Gustave Courbet (1819–1877), the self-proclaimed "proudest and most arrogant man in France," created a sensation at the Salon of 1850–51 when he exhibited a group of paintings set in his native Ornans, a village in eastern France. These works challenged convention by rendering scenes from daily life in an emphatically realistic style and on the large scale previously reserved for history painting.
Courbet's career was punctuated by a succession of scandals, which were usually cultivated by the artist and always welcomed. After a public fight with the all-powerful superintendent of fine arts, Comte Nieuwerkerke, several of his works were refused display in the great Salon and Universal Exposition of 1855. Courbet countered with his own Pavilion of Realism, audaciously built within sight of the official Salon, where he exhibited, among other works, a monumental canvas, The Painter's Studio (Musée d'Orsay, Paris). The accompanying exhibition catalogue included his "Realist Manifesto," in which he declared his aim "to be in a position to translate the customs, the ideas, the appearance of my epoch, according to my own estimation." The press had a field day, and Courbet immediately became the most controversial artist in France.
A new generation of painters, among them Manet, Monet, Fantin-Latour, Degas, and Whistler, were drawn to Courbet's outsize personality and his realism. As a painter of landscapes, he developed a radical vision, expressed in tightly focused views of his native Franche-Comté as well as his "landscapes of the sea," which profoundly influenced the next generation of artists, especially Cézanne.

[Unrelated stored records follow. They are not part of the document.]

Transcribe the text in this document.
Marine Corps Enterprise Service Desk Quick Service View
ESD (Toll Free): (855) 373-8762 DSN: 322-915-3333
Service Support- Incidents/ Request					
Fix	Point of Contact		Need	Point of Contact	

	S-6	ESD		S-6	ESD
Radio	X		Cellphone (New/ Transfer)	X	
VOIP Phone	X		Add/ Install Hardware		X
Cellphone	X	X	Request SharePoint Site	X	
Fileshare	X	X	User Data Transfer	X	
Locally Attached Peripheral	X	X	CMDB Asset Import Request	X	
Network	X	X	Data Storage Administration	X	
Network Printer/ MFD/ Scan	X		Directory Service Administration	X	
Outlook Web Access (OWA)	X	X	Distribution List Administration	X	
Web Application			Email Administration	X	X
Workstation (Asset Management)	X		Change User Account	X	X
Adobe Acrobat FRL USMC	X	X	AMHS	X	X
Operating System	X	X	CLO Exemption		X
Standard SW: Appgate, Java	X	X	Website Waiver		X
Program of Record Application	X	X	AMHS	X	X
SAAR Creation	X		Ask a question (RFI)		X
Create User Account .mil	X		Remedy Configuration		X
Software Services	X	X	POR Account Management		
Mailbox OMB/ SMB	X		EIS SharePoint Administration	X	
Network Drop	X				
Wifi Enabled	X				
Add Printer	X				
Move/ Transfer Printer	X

In 1870, he rejected the coveted award of the Legion of Honor, proclaiming his freedom and independence from any form of government. His involvement with the short-lived, socialist government, the Paris Commune of 1871, led to imprisonment and, ultimately, self-imposed exile in Switzerland, where he died in 1877. Through his powerful and idiosyncratic realism and his courtship of the press and controversy, Courbet became a pioneering figure in the history of modern art. His paintings, which moved Picasso, Derain, Dalí, and Balthus, still resonate among contemporary artists.